Density functional theory investigation on Pd-catalyzed cross-coupling of azoles with aryl thioethers

Abstract

In the present study, a density functional theory (DFT) study has been carried out on the Pd-catalyzed coupling of azoles with aryl thioethers. Our effort is mainly put into identifying the most feasible catalytic cycle, and especially the origin of chemoselectivity for the exclusive aromatic C_sp²–S bond activation (in the presence of an alkyl C_sp³–S bond). The coupling mainly consists of three steps: C–S activation, NaO^tBu mediated C–H palladation, and reductive elimination. The C_sp²–S activation is favored over C_sp³–S activation, and thus di(hetero)aryls are the predicted products. This conclusion well reproduces Wang's recent experimental observations.
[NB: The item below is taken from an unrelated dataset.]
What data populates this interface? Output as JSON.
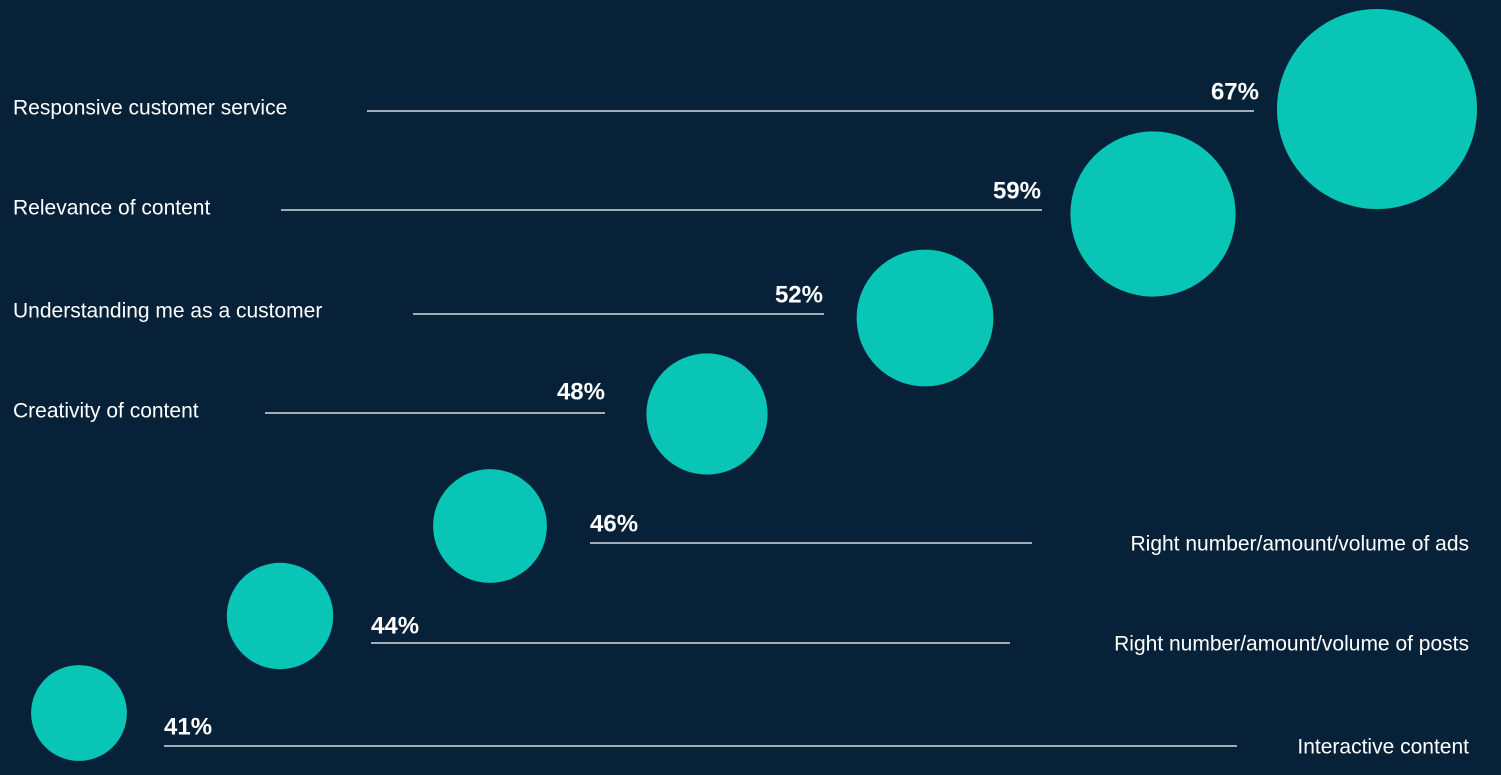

The rate- and chemoselectivity determining steps of the C–H/C_sp²–S activation mechanism are C–H palladation and C–S activation steps, respectively. Analyzing the origin of chemoselectivity, we found that the easiness of Pd catalyzed C–S activation is independent of the C–S bond strengths in thioether substrates. By contrast, d–π* backdonation in C_sp²–S–Pd intermediates is the main driving force for the favorable C_sp²–S activation (over the C_sp³–S activation).